By Statcast's metric for outfield defense, Outs Above Average, Betts and Bellinger were at the top tier of their position. OAA credits outfielders based on the difficulty of all the plays they make or miss -- make a play with a really low catch probability, you get a big plus; miss an easy catch, you get a big minus. Betts and Bellinger both came in at +7 Outs Above Average in 2019; the only other right fielder at their level was Jason Heyward, another defensive star.

Betts also ranks as a top-five outfielder overall since OAA was first tracked in 2016 (behind elite defenders Ender Inciarte, Lorenzo Cain and Billy Hamilton), with a +52 OAA total over that span.
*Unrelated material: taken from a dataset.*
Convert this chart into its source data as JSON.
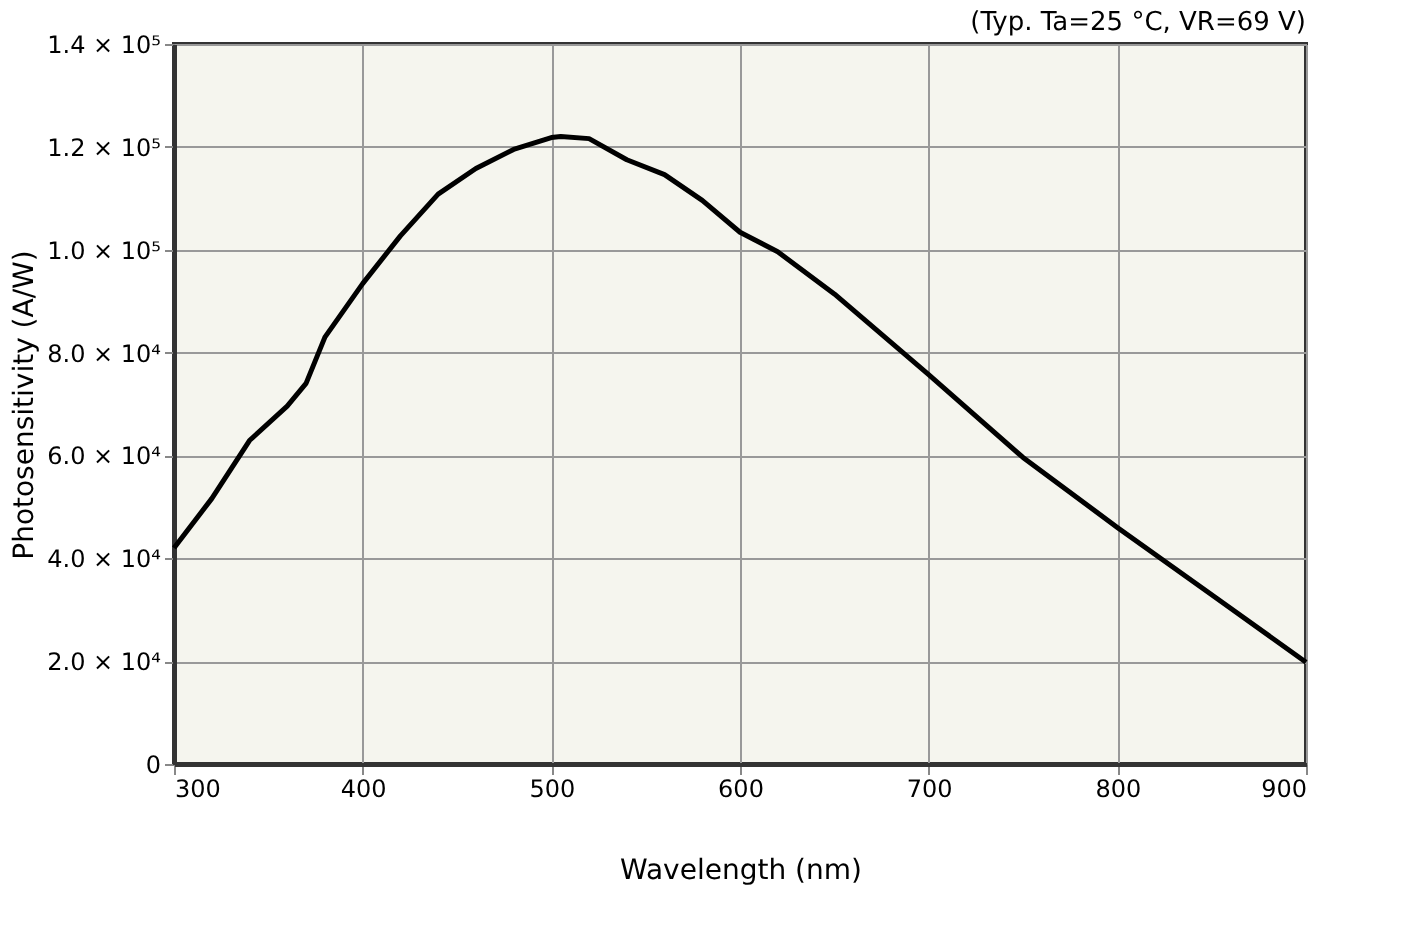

Bellinger has been worth +17 Outs Above Average since his debut -- an impressive total considering he's also played a lot of first base. He's been a solid positive every year and improved every year (+4 in 2017 to +6 in '18 to his +7 in '19).

Arm

Bellinger: 101.1 mph max tracked arm strength
Betts: 305-foot OF assist

Range might be the biggest part of outfield defense, but to be a true five-tool player, you need to do more than just track lots of balls down. You need the arm. Bellinger and Betts have the arm.

Do you remember the mind-boggling throw Mookie made from the warning track to third base at The Trop to steal a triple from Avisaíl García? That throw was over 300 feet on the fly.

How about the double-play Bellinger created against the Mets at Dodger Stadium back in May? Also insane. That one was a 268-foot laser. Poor Carlos Gómez.

The point is, Bellinger and Betts can air it out. Bellinger broke triple digits on one throw last season, making him one of just 13 outfielders to make a 100-plus mph throw and one of two to track one at 101 (along with the Reds' Aristides Aquino). Betts can reach back for some mid- to high-90s arm strength, too. His max is 97.8 mph under Statcast tracking.

That's the last tool. Betts and Bellinger complete the checklist. They have the tools at their disposal, and they use them all. The Dodgers are lucky.